İmam Hüseyin’in (a.s.) isimleri
İmam Hüseyin’in isimleri şunlardır: Er-Reşid, el-Vafi, et-Tayyib, ez-Zeki, el-Mübarek, et-Tabi’ Li Merzatillah, ed-Delil Ala Zatillah, es-Sibt, eş-Şehid
16.02.2022 22:38:00





İmam Hüseyin'in isimleri şunlardır: Er-Reşid, el-Vafi, et-Tayyib, ez-Zeki, el-Mübarek, et-Tabi' Li Merzatillah, ed-Delil Ala Zatillah, es-Sibt, eş-Şehid.
Ehl-i Beyt, kelime mânâsı olarak ev halkı anlamına gelse de, Ehl-i Beyt, sadece Resulüllah (s.a.v.), Hz. Ali (a.s.), Hz. Fatıma (a.s.), Hz. Hasan (a.s.) ve Hz. Hüseyin (a.s.)'dır. Aba altındaki beş kişidir.
Konu Kur'an ayetlerine göre ele alındığında; Mübahale ayeti olan Âl-i İmran 61, Ebrar ayetleri olan İnsan 11-12, Tathir ayeti olan Ahzab 33 ve Meveddet ayeti olan Şûra 23, Ehl-i Beyt'in Peygamber Efendimiz (s.a.v.), Hz. Ali, Hz. Fatıma (a.s.), Hz. Hasan ve Hz. Hüseyin (a.s.) olduğunu göstermektedir.
Biz burada Ahzab 33'ü hatırlatarak konuyu ele alacağız: "Ey Ehl-i Beyt! Allah sizden her çeşit pisliği, fenalığı gidermek ve sizi tertemiz bir hâle getirmek diler."
Bu ayet Resulüllah (s.a.v.)'in hanımı Ümmü Seleme validemizin evinde nâzil olmuştur.
Bu olayı Sünnî Beyhakî ve İbn'ul-Münir'in Sünen kitaplarında yer aldığı gibi; Sünnî Ahmed b. Hanbel, Müsned'inde Ümmü Seleme'den şu nakli yapmaktadır:
"Peygamber (s.a.v.) Fatıma'ya, "Eşin Ali ve çocukların Hasan ve Hüseyin'i yanıma getir" diye buyurdu.

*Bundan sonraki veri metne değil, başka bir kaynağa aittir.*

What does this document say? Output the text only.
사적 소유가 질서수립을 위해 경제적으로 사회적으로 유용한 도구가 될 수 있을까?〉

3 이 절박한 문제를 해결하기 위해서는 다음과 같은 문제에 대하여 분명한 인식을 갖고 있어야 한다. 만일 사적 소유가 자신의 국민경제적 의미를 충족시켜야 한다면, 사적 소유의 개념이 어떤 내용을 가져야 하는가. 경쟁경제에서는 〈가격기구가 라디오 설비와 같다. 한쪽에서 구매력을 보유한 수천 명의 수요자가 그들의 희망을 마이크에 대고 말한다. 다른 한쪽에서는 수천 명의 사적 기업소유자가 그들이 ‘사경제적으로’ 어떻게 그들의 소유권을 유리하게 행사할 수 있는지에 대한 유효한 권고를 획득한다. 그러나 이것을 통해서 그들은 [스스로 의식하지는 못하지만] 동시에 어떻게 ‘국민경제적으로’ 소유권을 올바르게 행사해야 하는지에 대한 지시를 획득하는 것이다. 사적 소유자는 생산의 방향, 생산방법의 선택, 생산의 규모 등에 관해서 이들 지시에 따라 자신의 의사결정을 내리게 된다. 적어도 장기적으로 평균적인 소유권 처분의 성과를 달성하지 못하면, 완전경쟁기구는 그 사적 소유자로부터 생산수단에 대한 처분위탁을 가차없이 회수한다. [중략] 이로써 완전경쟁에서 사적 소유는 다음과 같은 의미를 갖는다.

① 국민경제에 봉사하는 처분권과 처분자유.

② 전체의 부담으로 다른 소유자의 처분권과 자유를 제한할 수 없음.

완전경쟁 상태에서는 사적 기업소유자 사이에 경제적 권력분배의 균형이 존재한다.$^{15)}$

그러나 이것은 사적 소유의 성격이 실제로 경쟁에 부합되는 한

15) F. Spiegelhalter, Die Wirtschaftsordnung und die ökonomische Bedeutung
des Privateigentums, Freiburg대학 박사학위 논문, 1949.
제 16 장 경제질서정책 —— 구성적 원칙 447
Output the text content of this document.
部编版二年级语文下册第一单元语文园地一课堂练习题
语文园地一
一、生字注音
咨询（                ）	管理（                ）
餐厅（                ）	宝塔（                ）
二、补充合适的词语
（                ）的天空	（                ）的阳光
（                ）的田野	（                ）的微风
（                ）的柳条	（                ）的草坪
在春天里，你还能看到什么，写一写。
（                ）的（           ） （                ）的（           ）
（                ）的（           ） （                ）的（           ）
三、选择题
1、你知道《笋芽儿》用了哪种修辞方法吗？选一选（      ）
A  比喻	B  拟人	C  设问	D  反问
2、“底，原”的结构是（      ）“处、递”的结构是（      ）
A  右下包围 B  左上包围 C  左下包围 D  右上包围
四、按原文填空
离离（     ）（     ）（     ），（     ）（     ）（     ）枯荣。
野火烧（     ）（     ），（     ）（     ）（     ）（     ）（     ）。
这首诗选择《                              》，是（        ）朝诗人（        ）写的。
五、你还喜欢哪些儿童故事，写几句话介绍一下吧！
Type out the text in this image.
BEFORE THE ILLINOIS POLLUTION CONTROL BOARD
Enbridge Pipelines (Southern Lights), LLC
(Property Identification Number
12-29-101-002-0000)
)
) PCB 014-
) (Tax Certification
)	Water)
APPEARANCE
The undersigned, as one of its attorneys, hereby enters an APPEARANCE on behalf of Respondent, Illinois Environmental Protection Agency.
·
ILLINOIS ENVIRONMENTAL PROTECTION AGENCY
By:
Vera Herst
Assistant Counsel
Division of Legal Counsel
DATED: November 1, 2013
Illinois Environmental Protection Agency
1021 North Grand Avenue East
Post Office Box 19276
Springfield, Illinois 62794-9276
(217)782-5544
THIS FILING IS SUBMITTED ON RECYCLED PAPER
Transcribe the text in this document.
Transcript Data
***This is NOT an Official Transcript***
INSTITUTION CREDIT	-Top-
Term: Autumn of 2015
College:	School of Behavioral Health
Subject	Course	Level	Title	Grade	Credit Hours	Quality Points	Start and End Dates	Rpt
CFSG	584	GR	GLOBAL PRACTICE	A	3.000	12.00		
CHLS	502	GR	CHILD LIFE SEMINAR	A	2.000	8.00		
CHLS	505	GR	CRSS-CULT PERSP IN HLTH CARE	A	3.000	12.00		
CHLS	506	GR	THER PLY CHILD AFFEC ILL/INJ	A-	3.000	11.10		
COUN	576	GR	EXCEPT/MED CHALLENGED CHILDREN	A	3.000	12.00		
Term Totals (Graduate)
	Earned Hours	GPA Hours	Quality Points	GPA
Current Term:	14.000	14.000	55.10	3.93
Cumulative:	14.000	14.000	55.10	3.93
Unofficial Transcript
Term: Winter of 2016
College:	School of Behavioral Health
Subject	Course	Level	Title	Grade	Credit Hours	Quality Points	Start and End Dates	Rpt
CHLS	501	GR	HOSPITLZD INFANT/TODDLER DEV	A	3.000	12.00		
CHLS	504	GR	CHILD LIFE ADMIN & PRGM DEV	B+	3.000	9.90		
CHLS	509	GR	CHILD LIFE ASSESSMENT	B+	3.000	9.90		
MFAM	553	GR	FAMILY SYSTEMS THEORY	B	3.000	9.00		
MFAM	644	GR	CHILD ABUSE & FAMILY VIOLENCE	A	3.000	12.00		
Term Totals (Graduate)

Fatıma'da (a.s.), onları alıp Peygamberin (s.a.v.) huzuruna getirdi. Sonra da hepsinin üzerine Fedekî cübbesini örttü.
Daha sonra Peygamber (s.a.v.) mübarek ellerini onların üzerine koyarak şöyle buyurdu: "Allah'ım! Bunlar Muhammed'in Ehl-i Beyt'idir. Rahmet ve bereketin Muhammed'e ve Ehl-i Beyt'ine olsun. Şüphesiz Sen, Hamid ve Mecid'sin."
Ümmü Seleme diyor ki, "Ben, cübbeyi elimle kenara iterek altına girmek istedim. Ama peygamber elimi iterek, "Sen hayır üzeresin" buyurdu.
Bu ayetten sonra Resulüllah (s.a.v.) altı ay boyunca devamlı olarak Fatıma (a.s.)'ın kapısına sabah namazı vaktinde gelip bu ayeti okumuştur.
Bir de hadis nakledelim: "Bize ibn el-Müsenna Ebu Said'den nakletti ki, Resulüllah (s.a.v.) şöyle buyurmuştur:
"Ey Ehl-i Beyt! Allah sizden eksikliği gidermek ve sizi tertemiz temizlemek ister" ayeti beş kişi hakkında nâzil olmuştur: Ben, Ali, Hasan, Hüseyin ve Fatıma."
Resulüllah'ın (s.a.v.) Ehl-i Beyt'ine mahsus özellikler
Resulüllah (s.a.v.)'in Ehl-i Beyt'i olan Hz. Ali (a.s.), Hz. Fatıma (a.s.), Hz. Hasan (a.s.) ve Hz. Hüseyin (a.s.)'ı Cenab-ı Hak aşağıdaki konularda Hz. Peygamber (s.a.v.) ile beraber zikretmiştir:
Kur'an-ı Kerim'de, "Âl-i Yâsin'e selam olsun" yani, "Muhammed (s.a.v.)'in Ehl-i Beyt'ine selam olsun" buyurulmaktadır.
"Şüphesiz ki şânı yüce olan Allah ve melekleri Peygambere (s.a.v.) salat ve selam ederler. Ey iman edenler! Siz de O'na (Resulüllah'a) salat ve selam edin"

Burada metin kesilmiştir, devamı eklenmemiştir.